車両後部窓用に設計されたガラス設置用アンテナ

また、車内に搭載されている電子機器の数が急速に増加し、それぞれの機器を統合し、正しく機能させることが難しくなっています。そのため、アンテナガラスの信号性能を向上させるために、コンピュータシミュレーションによる開発技術がますます活用されるようになっています。

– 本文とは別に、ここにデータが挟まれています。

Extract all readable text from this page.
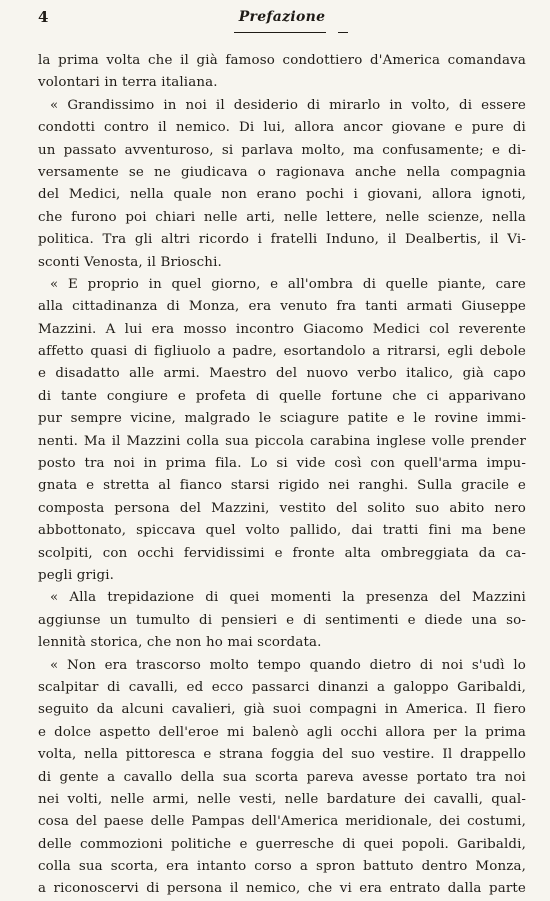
4	Prefazione
la prima volta che il già famoso condottiero d'America comandava
volontari in terra italiana.
« Grandissimo in noi il desiderio di mirarlo in volto, di essere
condotti contro il nemico. Di lui, allora ancor giovane e pure di
un passato avventuroso, si parlava molto, ma confusamente; e di-
versamente se ne giudicava o ragionava anche nella compagnia
del Medici, nella quale non erano pochi i giovani, allora ignoti,
che furono poi chiari nelle arti, nelle lettere, nelle scienze, nella
politica. Tra gli altri ricordo i fratelli Induno, il Dealbertis, il Vi-
sconti Venosta, il Brioschi.
« E proprio in quel giorno, e all'ombra di quelle piante, care
alla cittadinanza di Monza, era venuto fra tanti armati Giuseppe
Mazzini. A lui era mosso incontro Giacomo Medici col reverente
affetto quasi di figliuolo a padre, esortandolo a ritrarsi, egli debole
e disadatto alle armi. Maestro del nuovo verbo italico, già capo
di tante congiure e profeta di quelle fortune che ci apparivano
pur sempre vicine, malgrado le sciagure patite e le rovine immi-
nenti. Ma il Mazzini colla sua piccola carabina inglese volle prender
posto tra noi in prima fila. Lo si vide così con quell'arma impu-
gnata e stretta al fianco starsi rigido nei ranghi. Sulla gracile e
composta persona del Mazzini, vestito del solito suo abito nero
abbottonato, spiccava quel volto pallido, dai tratti fini ma bene
scolpiti, con occhi fervidissimi e fronte alta ombreggiata da ca-
pegli grigi.
« Alla trepidazione di quei momenti la presenza del Mazzini
aggiunse un tumulto di pensieri e di sentimenti e diede una so-
lennità storica, che non ho mai scordata.
« Non era trascorso molto tempo quando dietro di noi s'udì lo
scalpitar di cavalli, ed ecco passarci dinanzi a galoppo Garibaldi,
seguito da alcuni cavalieri, già suoi compagni in America. Il fiero
e dolce aspetto dell'eroe mi balenò agli occhi allora per la prima
volta, nella pittoresca e strana foggia del suo vestire. Il drappello
di gente a cavallo della sua scorta pareva avesse portato tra noi
nei volti, nelle armi, nelle vesti, nelle bardature dei cavalli, qual-
cosa del paese delle Pampas dell'America meridionale, dei costumi,
delle commozioni politiche e guerresche di quei popoli. Garibaldi,
colla sua scorta, era intanto corso a spron battuto dentro Monza,
a riconoscervi di persona il nemico, che vi era entrato dalla parte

アンテナ性能設計を支援するコンピュータシミュレーション

先進運転支援システム(ADAS)

自動車と周辺環境をつなぐワイアレスシステムであるV2X(車車間・路車間通信)のためのガラス設置用無線アンテナとV2N(クルマとネットワーク間の通信技術)の5Gアンテナの開発は、先進運転支援システム(ADAS)の進化には必要不可欠です。自動車とその周囲の環境とのコネクテッド技術は主に車の衝突を回避することを目的としており、この分野の開発は、世界各国の法律に基づき、安全に実施されています。 精密測位、レーダー(長距離、低照度)、カメラ(対象物の解析)、ライダー(中距離測定)、超音波(短距離測定)など、組み合わせる技術の種類や解析の正確さにより、ADASの精度がより高いものになります。

安全性向上のためのADAS車間通信のイメージ

このように自動車の安全システムが進化し、運転支援機能が高度化するにつれ、それらを確実に作動させる為の電波透過性の高いグレージングが重要な役割を果たすようになってきています。レーンキープアシスト、インテリジェントスピードアシスト、物体認識などの機能は、フロントガラスに取り付けられたカメラシステムによって提供され、ドライバーに安全な走行環境を提供します。また、ライダー(光検出と測距)システムは、赤外線レーダーを利用し物体の距離を計測しますが、正確な位置を計測するため、非常に高い透過率のグレージングが必要とされています。NSGグループでは、ライダーの性能を最適化するため、グレージングの透過率を高めるためのコーティングを設計・製造する高い技術を有しています。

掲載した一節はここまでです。